Toward Carbon-Neutral Human AI: Rethinking Data, Computation, and Learning Paradigms for Sustainable Intelligence
This work addresses the problem of unsustainable AI development for researchers and practitioners, though it appears incremental as it builds on existing concepts like active learning and continual adaptation.
The paper tackles the environmental and ethical issues of AI's high computational demands by proposing a Human AI (HAI) framework that emphasizes incremental learning and carbon-aware optimization to enhance adaptability and efficiency while minimizing carbon footprints and human annotation costs.
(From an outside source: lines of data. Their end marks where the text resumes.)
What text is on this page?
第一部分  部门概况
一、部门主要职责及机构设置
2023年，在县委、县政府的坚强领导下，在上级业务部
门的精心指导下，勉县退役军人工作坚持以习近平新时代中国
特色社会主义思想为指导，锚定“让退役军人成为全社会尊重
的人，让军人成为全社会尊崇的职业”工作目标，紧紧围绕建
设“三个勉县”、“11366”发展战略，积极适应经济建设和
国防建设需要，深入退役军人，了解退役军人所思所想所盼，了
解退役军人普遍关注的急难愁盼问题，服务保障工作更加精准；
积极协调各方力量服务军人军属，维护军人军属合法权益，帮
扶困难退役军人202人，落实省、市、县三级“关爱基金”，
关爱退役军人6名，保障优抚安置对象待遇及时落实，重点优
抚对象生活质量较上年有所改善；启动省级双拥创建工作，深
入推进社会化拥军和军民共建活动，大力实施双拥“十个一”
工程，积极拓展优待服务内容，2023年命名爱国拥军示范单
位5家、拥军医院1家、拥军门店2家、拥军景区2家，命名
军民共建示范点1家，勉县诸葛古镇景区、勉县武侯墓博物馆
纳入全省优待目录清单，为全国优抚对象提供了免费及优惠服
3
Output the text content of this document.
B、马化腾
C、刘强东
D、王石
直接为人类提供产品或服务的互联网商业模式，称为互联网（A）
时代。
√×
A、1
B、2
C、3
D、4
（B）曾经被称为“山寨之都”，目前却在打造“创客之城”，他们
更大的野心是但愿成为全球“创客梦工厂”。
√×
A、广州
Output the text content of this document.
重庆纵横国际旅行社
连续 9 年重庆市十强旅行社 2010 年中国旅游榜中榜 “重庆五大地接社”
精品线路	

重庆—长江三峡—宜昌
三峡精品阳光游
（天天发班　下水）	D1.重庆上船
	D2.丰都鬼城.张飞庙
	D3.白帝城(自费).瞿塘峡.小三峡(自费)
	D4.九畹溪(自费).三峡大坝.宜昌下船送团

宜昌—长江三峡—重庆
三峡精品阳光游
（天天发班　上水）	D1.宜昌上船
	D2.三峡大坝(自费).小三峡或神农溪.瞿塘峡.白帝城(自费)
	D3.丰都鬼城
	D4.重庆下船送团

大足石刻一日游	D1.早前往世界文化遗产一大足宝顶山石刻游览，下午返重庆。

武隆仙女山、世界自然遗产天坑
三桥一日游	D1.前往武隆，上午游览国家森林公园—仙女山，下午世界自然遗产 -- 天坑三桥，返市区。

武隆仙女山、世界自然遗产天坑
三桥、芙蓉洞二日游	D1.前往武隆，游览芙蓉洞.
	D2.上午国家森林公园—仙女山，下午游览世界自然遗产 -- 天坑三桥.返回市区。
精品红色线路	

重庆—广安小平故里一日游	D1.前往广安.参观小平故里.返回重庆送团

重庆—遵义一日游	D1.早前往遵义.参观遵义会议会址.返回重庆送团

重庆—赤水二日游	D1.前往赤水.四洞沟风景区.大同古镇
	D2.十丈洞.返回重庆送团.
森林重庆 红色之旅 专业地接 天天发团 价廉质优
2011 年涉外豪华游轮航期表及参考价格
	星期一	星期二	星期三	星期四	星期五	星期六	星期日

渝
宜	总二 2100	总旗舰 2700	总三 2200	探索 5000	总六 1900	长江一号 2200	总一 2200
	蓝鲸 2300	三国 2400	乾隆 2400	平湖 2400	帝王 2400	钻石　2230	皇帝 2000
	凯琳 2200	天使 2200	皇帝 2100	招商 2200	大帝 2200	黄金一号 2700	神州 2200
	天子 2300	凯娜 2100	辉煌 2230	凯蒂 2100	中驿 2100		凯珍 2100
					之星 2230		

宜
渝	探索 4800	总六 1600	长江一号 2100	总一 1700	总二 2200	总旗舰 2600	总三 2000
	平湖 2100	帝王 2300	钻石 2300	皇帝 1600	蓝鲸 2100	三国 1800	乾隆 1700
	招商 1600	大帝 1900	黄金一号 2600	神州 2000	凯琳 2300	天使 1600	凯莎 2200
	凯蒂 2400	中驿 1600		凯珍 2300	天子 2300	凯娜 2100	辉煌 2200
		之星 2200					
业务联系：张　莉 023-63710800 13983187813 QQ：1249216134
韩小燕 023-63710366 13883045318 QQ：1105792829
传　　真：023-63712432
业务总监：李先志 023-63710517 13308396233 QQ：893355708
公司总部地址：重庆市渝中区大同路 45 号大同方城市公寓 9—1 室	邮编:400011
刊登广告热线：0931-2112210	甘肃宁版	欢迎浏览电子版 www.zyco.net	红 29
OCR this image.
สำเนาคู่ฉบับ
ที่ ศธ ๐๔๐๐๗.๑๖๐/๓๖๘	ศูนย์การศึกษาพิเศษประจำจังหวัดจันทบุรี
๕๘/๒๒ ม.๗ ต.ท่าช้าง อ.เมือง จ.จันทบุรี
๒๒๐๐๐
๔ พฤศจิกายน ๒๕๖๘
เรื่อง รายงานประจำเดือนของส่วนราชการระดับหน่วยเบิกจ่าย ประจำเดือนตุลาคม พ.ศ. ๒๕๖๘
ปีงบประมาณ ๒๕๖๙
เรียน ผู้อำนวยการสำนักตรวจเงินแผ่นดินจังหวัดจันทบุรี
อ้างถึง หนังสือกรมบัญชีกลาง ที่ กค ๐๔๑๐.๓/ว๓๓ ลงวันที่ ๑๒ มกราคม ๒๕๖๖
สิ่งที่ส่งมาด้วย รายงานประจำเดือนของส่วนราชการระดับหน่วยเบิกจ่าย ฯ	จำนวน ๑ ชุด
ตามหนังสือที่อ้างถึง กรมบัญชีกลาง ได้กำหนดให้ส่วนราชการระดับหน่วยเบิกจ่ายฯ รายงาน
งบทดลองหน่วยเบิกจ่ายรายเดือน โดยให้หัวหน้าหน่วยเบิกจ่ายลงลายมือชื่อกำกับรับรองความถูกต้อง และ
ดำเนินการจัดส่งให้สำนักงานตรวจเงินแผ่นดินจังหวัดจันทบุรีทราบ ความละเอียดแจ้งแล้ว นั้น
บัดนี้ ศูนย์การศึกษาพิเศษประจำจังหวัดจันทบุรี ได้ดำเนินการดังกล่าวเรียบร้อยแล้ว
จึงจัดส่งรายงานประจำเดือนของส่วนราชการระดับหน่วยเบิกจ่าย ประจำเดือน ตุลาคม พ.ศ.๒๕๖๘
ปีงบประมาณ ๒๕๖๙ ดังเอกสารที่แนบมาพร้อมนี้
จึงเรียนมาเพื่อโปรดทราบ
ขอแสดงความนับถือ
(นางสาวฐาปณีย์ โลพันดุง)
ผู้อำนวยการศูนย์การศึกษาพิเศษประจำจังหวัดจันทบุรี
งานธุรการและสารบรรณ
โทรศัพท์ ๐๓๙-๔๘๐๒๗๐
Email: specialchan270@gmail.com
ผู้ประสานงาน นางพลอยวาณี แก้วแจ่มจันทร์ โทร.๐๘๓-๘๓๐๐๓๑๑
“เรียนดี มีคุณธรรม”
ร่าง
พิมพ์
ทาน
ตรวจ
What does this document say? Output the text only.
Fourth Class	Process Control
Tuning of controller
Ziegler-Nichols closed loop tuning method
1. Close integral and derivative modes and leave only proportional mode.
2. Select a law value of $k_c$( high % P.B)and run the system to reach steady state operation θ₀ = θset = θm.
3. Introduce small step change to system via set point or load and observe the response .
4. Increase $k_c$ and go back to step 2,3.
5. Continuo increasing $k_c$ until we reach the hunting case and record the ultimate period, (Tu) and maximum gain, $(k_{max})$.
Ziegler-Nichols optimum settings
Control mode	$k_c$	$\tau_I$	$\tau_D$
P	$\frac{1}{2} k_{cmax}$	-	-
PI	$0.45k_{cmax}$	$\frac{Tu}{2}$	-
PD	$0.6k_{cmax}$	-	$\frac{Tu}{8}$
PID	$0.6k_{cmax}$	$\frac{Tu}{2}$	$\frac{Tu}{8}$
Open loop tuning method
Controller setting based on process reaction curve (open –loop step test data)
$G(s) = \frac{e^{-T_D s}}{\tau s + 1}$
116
The rapid advancement of Artificial Intelligence (AI) has led to unprecedented computational demands, raising significant environmental and ethical concerns. This paper critiques the prevailing reliance on large-scale, static datasets and monolithic training paradigms, advocating for a shift toward human-inspired, sustainable AI solutions. We introduce a novel framework, Human AI (HAI), which emphasizes incremental learning, carbon-aware optimization, and human-in-the-loop collaboration to enhance adaptability, efficiency, and accountability. By drawing parallels with biological cognition and leveraging dynamic architectures, HAI seeks to balance performance with ecological responsibility. We detail the theoretical foundations, system design, and operational principles that enable AI to learn continuously and contextually while minimizing carbon footprints and human annotation costs. Our approach addresses pressing challenges in active learning, continual adaptation, and energy-efficient model deployment, offering a pathway toward responsible, human-centered artificial intelligence.